Afrofuturism, Mysticism and Climate Justice
4 November 2021
4 November 2021
Afrofuturism, Mysticism and Climate Justice
Wilfred Ukpong is an interdisciplinary artist, filmmaker, researcher, and activist. A long-term collaborator with Autograph, who are proud to present an online image gallery of Ukpong’s work, raising urgent questions around environmental degradation, to coincide with the United Nations’ Climate Change Conference COP26.
Sharing work from four of Ukpong’s recent and interrelated bodies of work, all set in the Niger Delta, which incorporates Ukpong’s homeland in Southern Nigeria. Once a major producer of palm oil for British colonists, the territory is considered the mainstay of the Nigerian economy for its large oil reserves and its rich biodiversity due to the presence of rivers, mangroves, freshwater forests, and marine estuaries. In recent years, the region has been at the centre of environmental justice campaigns, with concerns over pollution caused by major spills and flares at the hands of oil and gas industry giants.
Exploring aspects of Afrofuturism and mysticism, Ukpong combines compelling and poetic reflections on the current crisis of environmental degradation and exploitation in the Niger Delta. Drawing on his historical and personal archives, ecology, politics and indigenous environmentalism, these meditations on the crisis demonstrate how artmaking can be used as a tool for social empowerment and to challenge colonial narratives.

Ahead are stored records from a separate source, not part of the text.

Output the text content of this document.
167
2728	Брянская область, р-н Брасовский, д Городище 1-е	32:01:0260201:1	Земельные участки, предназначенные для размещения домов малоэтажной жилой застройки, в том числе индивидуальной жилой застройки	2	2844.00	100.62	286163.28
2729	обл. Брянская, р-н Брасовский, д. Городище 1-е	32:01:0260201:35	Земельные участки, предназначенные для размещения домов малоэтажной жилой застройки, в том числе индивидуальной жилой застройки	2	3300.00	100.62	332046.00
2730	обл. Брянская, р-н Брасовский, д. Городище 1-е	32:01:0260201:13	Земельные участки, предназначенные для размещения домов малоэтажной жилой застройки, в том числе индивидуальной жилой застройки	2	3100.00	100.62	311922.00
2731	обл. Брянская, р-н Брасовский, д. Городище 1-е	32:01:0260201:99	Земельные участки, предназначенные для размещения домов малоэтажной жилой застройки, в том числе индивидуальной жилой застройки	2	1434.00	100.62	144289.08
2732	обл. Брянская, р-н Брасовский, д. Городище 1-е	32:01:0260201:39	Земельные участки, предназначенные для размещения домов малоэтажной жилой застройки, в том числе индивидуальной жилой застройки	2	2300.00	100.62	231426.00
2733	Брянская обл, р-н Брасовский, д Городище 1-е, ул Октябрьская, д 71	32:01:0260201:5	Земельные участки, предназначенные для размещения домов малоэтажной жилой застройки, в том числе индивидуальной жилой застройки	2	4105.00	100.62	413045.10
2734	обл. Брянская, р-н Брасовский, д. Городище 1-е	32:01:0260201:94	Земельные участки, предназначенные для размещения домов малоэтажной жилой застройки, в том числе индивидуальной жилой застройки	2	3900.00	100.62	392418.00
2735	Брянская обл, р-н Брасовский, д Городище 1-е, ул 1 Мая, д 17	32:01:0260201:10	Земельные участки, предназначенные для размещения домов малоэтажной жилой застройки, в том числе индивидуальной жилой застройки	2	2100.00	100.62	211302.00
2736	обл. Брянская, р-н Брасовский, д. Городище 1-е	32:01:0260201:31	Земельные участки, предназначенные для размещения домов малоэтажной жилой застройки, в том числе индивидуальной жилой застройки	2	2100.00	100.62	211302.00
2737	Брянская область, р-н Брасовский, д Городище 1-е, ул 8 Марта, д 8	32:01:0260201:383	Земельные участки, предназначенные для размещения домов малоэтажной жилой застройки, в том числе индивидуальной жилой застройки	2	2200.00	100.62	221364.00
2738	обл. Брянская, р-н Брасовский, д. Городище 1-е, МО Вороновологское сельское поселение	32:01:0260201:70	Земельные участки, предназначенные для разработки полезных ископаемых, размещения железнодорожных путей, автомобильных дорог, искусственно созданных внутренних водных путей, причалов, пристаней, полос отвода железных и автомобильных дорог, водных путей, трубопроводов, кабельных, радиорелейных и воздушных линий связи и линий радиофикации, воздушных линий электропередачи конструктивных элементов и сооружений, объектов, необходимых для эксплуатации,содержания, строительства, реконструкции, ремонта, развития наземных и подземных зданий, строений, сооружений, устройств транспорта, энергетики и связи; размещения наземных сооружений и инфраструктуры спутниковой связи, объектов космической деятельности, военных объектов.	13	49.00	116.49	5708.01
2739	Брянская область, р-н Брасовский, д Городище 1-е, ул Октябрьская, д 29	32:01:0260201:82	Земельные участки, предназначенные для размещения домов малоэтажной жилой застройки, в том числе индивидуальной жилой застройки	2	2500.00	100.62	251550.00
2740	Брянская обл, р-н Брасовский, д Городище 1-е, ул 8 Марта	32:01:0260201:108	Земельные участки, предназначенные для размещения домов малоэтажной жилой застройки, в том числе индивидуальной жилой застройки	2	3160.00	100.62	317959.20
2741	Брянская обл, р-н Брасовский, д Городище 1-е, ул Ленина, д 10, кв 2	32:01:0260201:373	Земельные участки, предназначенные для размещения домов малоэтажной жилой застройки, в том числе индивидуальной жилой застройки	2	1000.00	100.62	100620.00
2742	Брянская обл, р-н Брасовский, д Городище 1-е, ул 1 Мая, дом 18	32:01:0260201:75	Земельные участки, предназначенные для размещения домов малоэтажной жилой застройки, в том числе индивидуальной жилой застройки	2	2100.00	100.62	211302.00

BC1-ND-FC: By And by, I Will Carry This Burden of Hope, Till the Laments of my Child is Heard #1, 2017
“Exploring the concept of Afrofuturism through my work is a way of envisioning a society free from social bondages and political oppression. It deals with evaluating the past to create better conditions for the present and future generations in the Niger Delta.“

BC1-ND-FC: Are My Dreams too Bold for the Carbon Skin I Bear #1, 2017
”The work, for me, is a catalyst for constructive debate that can encourage positive actions through alternative narratives – with visual metaphors and fantasies – used to discuss serious and troubling issues grounded in heavyweight political demographics.”

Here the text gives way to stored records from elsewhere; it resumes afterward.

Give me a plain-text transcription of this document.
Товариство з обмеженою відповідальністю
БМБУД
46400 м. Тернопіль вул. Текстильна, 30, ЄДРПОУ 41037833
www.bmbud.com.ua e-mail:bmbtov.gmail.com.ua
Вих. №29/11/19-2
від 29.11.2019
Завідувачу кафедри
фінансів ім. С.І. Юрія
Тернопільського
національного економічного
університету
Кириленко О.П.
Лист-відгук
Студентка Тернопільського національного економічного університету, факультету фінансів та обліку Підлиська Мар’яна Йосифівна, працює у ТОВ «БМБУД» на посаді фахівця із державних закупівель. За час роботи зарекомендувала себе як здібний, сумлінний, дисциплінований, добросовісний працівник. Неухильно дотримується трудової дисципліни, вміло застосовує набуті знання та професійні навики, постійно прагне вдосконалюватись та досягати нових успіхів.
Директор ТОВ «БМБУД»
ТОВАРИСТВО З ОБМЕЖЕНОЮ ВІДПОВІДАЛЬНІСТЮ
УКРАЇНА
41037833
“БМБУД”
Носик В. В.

FUTURE – WORLD – EXV: Dream Chasers on a Floater, 2017
“This project also serves as a blueprint to guide local, socially engaged oil-producing communities in the Delta to challenge existing oppressive structures … as a tool to imagine better futures with ample possibilities for a just existence that embraces cultural evolution, technological advancement and a sustainable ecosystem.”

By and by, I Will Carry this Burden of Hope, till the Laments of my Newborn is Heard #2, 2017
“It’s important to showcase the ways in which artistic, cultural, and technological progress in the African continent are reimagining perspectives on environmental crises, social injustice, race, gender, identity, and the body in the 21st century … to play on a larger context of work that takes traditions, local symbolism and myths from the past, to speculate on the future as a way of informing our actions in the present.”
ABOUT THE ARTIST
Wilfred Ukpong is an interdisciplinary artist who incorporates a studio-based artistic practice with connective social engagement, tackling pertinent social issues with community participation and intervention. His long-term project in the Niger Delta, Blazing Century 1, received a special grant from the Prince Claus Fund and has been exhibited in international group shows in London, Lorient and The Hague. His film Future World won the Golden City Gates Excellence Award at ITB Berlin in 2018. The film has also been screened at Mash Johannesburg and David Krut Projects, as well as to the Senate of Nigeria in order to encourage a dialogue about environmental change in the Niger Delta. Ukpong is currently a Ph.D. candidate at Oxford Brookes University, and he received his BA and Master’s Degree from Ecole Supérieure d’Art Lorient, France.